Venezuela’s Jacobins are in the news again. Whether in the commemorations of the first year since the death of Hugo Chávez — a veritable Toussaint — or in Nicolás Maduro’s recent interview with Christiane Amanpour, discussions of Venezuela continue to center on the towering heights of political power. To some extent this is defensive: in recent weeks, those seeking to restore the feudal privileges of the deposed Venezuelan ancien régime have attempted to harness largely middle-class student protests to depose the Maduro government, and the international community has heeded their call.

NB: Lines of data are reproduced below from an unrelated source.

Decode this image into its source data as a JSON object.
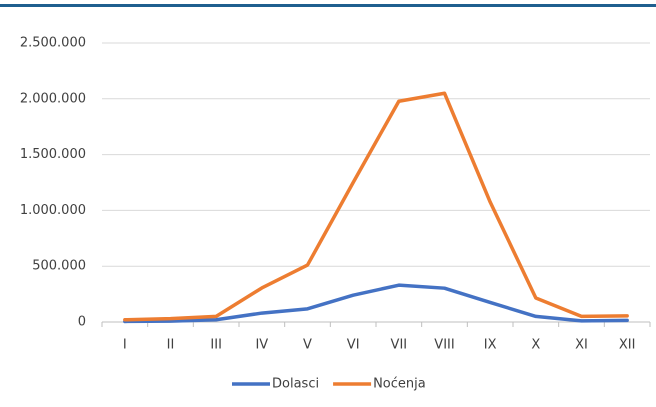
{
  "chart_data": {
    "type": "line",
    "categories": [
      "I",
      "II",
      "III",
      "IV",
      "V",
      "VI",
      "VII",
      "VIII",
      "IX",
      "X",
      "XI",
      "XII"
    ],
    "series": [
      {
        "name": "Dolasci",
        "color": "#4472c4",
        "values": [
          5000,
          8000,
          20000,
          80000,
          118000,
          240000,
          330000,
          303000,
          175000,
          50000,
          10000,
          15000
        ]
      },
      {
        "name": "Noćenja",
        "color": "#ed7d31",
        "values": [
          20000,
          30000,
          50000,
          305000,
          510000,
          1250000,
          1978000,
          2050000,
          1075000,
          215000,
          50000,
          55000
        ]
      }
    ],
    "ylim": [
      0,
      2500000
    ],
    "yticks": [
      0,
      {
        "value": 500000,
        "label": "500.000"
      },
      {
        "value": 1000000,
        "label": "1.000.000"
      },
      {
        "value": 1500000,
        "label": "1.500.000"
      },
      {
        "value": 2000000,
        "label": "2.000.000"
      },
      {
        "value": 2500000,
        "label": "2.500.000"
      }
    ],
    "grid": true,
    "legend": "bottom"
  }
}
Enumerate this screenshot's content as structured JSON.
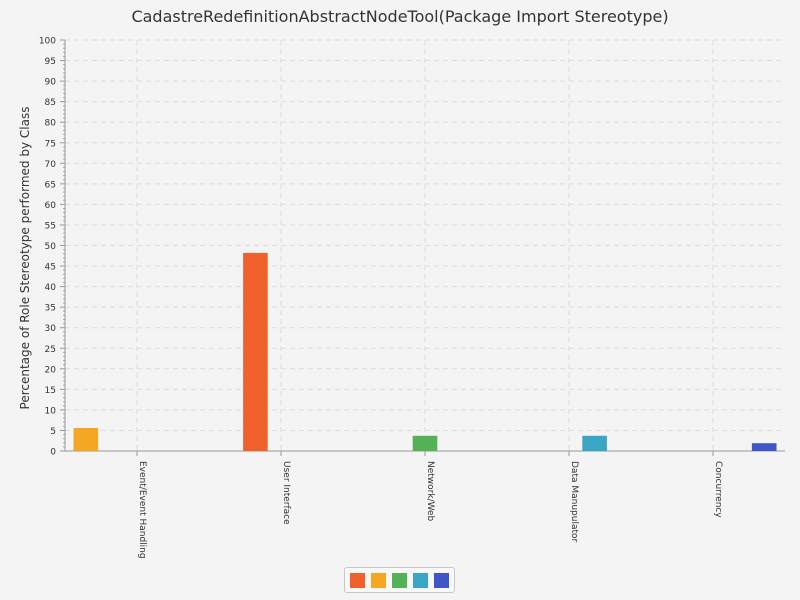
{
  "chart_data": {
    "type": "bar",
    "title": "CadastreRedefinitionAbstractNodeTool(Package Import Stereotype)",
    "xlabel": "",
    "ylabel": "Percentage of Role Stereotype performed by Class",
    "ylim": [
      0,
      100
    ],
    "ytick_step": 5,
    "grid": true,
    "legend_position": "bottom",
    "categories": [
      "Event/Event Handling",
      "User Interface",
      "Network/Web",
      "Data Manupulator",
      "Concurrency"
    ],
    "series": [
      {
        "values": [
          5.6,
          0,
          0,
          0,
          0
        ],
        "color": "#f5a623"
      },
      {
        "values": [
          0,
          48.2,
          0,
          0,
          0
        ],
        "color": "#f0612c"
      },
      {
        "values": [
          0,
          0,
          3.7,
          0,
          0
        ],
        "color": "#55b155"
      },
      {
        "values": [
          0,
          0,
          0,
          3.7,
          0
        ],
        "color": "#3aa5c4"
      },
      {
        "values": [
          0,
          0,
          0,
          0,
          1.9
        ],
        "color": "#4055c8"
      }
    ],
    "legend_colors": [
      "#f0612c",
      "#f5a623",
      "#55b155",
      "#3aa5c4",
      "#4055c8"
    ]
  }
}
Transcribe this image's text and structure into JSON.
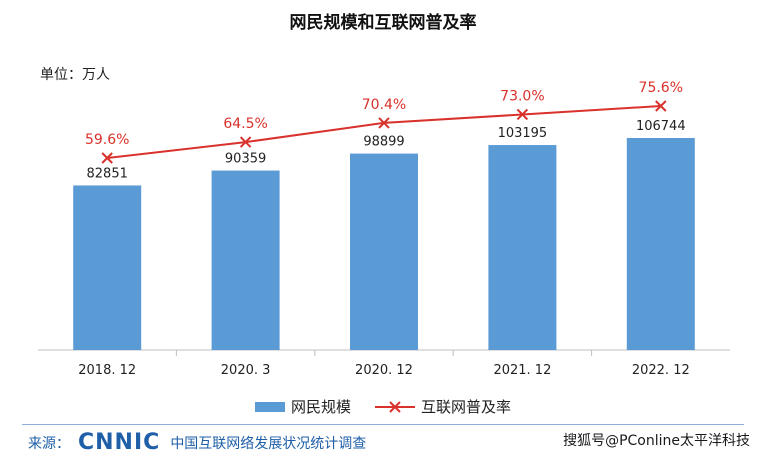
{
  "title": "网民规模和互联网普及率",
  "unit": "单位：万人",
  "chart_data": {
    "type": "bar",
    "categories": [
      "2018.12",
      "2020.3",
      "2020.12",
      "2021.12",
      "2022.12"
    ],
    "series": [
      {
        "name": "网民规模",
        "type": "bar",
        "values": [
          82851,
          90359,
          98899,
          103195,
          106744
        ],
        "color": "#5b9bd5"
      },
      {
        "name": "互联网普及率",
        "type": "line",
        "values": [
          59.6,
          64.5,
          70.4,
          73.0,
          75.6
        ],
        "labels": [
          "59.6%",
          "64.5%",
          "70.4%",
          "73.0%",
          "75.6%"
        ],
        "color": "#d9312b"
      }
    ],
    "bar_labels": [
      "82851",
      "90359",
      "98899",
      "103195",
      "106744"
    ],
    "tick_labels": [
      "2018. 12",
      "2020. 3",
      "2020. 12",
      "2021. 12",
      "2022. 12"
    ]
  },
  "footer": {
    "source_label": "来源：",
    "logo_text": "CNNIC",
    "source_name": "中国互联网络发展状况统计调查",
    "credit": "搜狐号@PConline太平洋科技"
  }
}
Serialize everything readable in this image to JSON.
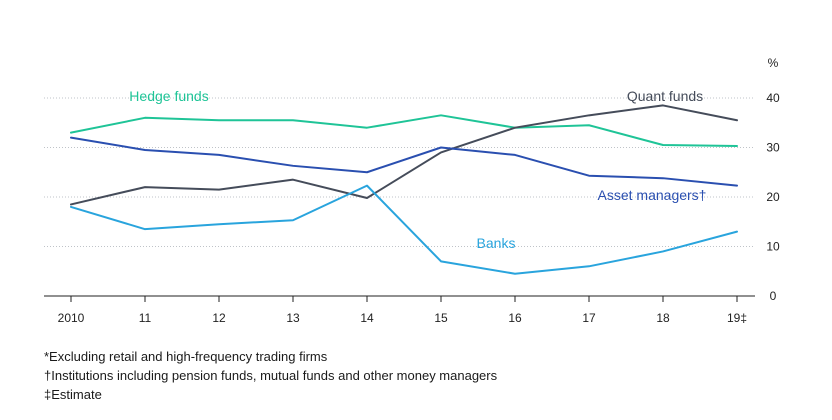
{
  "chart_data": {
    "type": "line",
    "categories": [
      "2010",
      "11",
      "12",
      "13",
      "14",
      "15",
      "16",
      "17",
      "18",
      "19‡"
    ],
    "ylim": [
      0,
      40
    ],
    "yticks": [
      0,
      10,
      20,
      30,
      40
    ],
    "yunit": "%",
    "grid": true,
    "series": [
      {
        "name": "Hedge funds",
        "color": "#1fc497",
        "values": [
          33,
          36,
          35.5,
          35.5,
          34,
          36.5,
          34,
          34.5,
          30.5,
          30.3
        ]
      },
      {
        "name": "Quant funds",
        "color": "#454c5a",
        "values": [
          18.5,
          22,
          21.5,
          23.5,
          19.8,
          29,
          34,
          36.5,
          38.5,
          35.5
        ]
      },
      {
        "name": "Asset managers†",
        "color": "#2a4fb0",
        "values": [
          32,
          29.5,
          28.5,
          26.3,
          25,
          30,
          28.5,
          24.3,
          23.8,
          22.3
        ]
      },
      {
        "name": "Banks",
        "color": "#29a4dd",
        "values": [
          18,
          13.5,
          14.5,
          15.3,
          22.3,
          7,
          4.5,
          6,
          9,
          13
        ]
      }
    ]
  },
  "footnotes": [
    "*Excluding retail and high-frequency trading firms",
    "†Institutions including pension funds, mutual funds and other money managers",
    "‡Estimate"
  ]
}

Well-heeled domestic elites (whose English shows no trace of an accent) have taken to Twitter and the international media to mobilize solidarities. They have been well-received by the US press and a slew of naïve celebrities, who eagerly regurgitate exaggerations, misrepresentations, and outright lies about so-called “human rights’ abuses” at the hands of the Maduro government. These attempts to seamlessly stitch “violence” to the “revolution,” however, have fallen increasingly flat as the days pass and the anti-Chavistas grow increasingly desperate and divided.
After a few deaths at the hands of government forces — some resulting in arrests of the police and soldiers involved — the brunt of the violence is now falling upon bystanders and the Chavistas themselves, as with the two shot dead by opposition gunmen in a wealthy Caracas neighborhood on March 6, and a Chilean woman killed on March 9 in Mérida after helping neighbors clear barricades.